Film reviews are subjective. I tend to rate films not according to how “perfect” they are, seem to be, or are said to be in general but rather to how perfect they are to me.

An Old Fashioned Thanksgiving (2008) from Automatic Pictures
Rated PG. Drama, Period Film, Family Film, Christmas

1/2

Description (from the film case): Based on a short story by the acclaimed author of Little Women comes a holiday story of family and forgiveness. Recently widowed Mary Bassett (Helene Joy) and her three children have hit difficult times on their farm. Things are so bad this year that they can’t even afford a turkey for their Thanksgiving dinner. Suddenly, Mary’s wealthy and estranged mother Isabella (Jacqueline Bisset) comes to visit. Although she finds a kindred spirit in Mary’s eldest daughter, Tilly (Tatiana Maslany), Mary resents her mother’s attempts to help them out of their financial difficulties…

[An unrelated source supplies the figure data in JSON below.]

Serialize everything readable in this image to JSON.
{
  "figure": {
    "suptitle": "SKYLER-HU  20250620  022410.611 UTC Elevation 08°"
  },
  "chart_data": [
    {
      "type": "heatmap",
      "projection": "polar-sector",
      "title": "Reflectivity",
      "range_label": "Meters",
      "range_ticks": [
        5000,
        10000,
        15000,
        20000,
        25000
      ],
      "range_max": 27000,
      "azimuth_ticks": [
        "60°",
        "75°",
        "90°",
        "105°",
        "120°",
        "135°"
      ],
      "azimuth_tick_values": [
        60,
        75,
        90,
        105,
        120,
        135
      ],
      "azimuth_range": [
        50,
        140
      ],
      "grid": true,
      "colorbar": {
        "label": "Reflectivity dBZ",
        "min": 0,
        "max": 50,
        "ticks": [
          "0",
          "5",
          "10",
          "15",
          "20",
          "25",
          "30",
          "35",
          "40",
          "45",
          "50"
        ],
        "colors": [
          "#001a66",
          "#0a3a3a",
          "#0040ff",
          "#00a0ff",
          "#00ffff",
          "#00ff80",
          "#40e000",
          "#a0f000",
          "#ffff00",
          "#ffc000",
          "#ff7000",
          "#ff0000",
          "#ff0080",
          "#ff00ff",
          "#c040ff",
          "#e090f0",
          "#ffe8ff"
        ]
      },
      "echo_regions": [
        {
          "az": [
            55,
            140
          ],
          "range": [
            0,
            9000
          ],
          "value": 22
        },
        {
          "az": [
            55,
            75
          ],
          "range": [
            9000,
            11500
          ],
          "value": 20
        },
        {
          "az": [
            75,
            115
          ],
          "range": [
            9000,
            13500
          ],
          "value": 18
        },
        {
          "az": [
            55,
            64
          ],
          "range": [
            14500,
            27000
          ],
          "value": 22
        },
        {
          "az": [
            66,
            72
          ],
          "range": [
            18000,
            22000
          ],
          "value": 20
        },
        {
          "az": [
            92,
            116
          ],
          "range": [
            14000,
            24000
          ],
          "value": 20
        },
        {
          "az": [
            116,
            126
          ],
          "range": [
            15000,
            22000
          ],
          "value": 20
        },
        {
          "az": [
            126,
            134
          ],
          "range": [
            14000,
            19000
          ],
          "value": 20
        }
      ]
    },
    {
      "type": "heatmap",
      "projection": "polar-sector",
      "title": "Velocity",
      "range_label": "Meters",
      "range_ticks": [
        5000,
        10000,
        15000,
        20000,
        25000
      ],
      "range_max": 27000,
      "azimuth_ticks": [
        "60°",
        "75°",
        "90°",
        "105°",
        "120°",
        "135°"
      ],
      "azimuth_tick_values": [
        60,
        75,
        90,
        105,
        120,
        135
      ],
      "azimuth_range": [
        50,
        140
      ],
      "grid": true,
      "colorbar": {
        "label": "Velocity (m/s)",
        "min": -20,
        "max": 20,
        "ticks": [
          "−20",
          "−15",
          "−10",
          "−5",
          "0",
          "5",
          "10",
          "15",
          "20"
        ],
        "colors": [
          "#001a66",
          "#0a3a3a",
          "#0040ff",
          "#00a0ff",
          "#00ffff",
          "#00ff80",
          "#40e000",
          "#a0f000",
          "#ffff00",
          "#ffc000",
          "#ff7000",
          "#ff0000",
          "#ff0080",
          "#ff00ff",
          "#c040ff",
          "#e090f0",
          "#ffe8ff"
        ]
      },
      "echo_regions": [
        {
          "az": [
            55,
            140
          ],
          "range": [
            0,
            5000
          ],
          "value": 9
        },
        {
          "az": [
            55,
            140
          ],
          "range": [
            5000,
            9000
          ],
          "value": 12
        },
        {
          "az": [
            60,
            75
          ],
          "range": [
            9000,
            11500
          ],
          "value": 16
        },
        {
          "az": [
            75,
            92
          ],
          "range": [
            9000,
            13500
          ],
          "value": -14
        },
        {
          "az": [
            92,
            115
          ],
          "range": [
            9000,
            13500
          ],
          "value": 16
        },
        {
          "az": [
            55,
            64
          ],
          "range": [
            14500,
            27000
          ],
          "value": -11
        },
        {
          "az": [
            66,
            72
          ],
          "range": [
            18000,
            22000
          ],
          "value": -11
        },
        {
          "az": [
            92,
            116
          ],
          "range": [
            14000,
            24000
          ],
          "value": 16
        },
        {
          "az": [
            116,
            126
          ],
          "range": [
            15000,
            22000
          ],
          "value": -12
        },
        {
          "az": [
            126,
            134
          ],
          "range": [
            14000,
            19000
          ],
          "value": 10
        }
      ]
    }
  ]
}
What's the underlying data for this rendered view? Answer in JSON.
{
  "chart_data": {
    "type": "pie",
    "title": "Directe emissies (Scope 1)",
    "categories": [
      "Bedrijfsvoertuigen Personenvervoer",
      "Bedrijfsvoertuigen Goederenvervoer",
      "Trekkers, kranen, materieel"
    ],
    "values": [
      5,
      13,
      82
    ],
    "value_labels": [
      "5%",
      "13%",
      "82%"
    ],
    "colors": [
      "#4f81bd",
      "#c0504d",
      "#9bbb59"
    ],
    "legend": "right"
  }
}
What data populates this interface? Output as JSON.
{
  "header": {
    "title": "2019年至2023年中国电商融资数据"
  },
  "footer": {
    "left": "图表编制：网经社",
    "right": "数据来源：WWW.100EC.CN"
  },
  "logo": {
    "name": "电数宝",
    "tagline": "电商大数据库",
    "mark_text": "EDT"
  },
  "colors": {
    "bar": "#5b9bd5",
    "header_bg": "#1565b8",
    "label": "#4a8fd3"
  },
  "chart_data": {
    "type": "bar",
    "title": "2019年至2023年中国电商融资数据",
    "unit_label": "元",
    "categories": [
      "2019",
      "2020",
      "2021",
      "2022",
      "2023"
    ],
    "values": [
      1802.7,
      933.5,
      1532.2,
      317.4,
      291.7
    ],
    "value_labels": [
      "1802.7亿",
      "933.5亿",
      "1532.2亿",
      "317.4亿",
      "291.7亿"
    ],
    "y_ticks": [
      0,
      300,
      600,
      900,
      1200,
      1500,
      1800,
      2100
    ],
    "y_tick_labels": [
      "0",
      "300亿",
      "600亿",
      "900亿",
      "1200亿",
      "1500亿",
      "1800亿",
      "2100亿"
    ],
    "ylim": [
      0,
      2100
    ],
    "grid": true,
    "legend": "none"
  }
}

My thoughts: Okay, so even though the description doesn’t make it clear, the story here is led by young Tilly, and I rather like this heroine. She’s got some fire but doesn’t wildly burn around, she longs for more but isn’t a total brat about it, and she has some growing up to do but isn’t immature. Plus, she’s a writer, which I always admire.

And, yes, I’m taking the liberty of tagging this as a Christmas film, since Thanksgiving is the lead-up to the holiday of all holidays. The movie originally aired on the Hallmark Channel, and it certainly has the quintessentially “Hallmark” kind of wholesomeness, warmth, and delightfulness wrapped up in an hour and a half.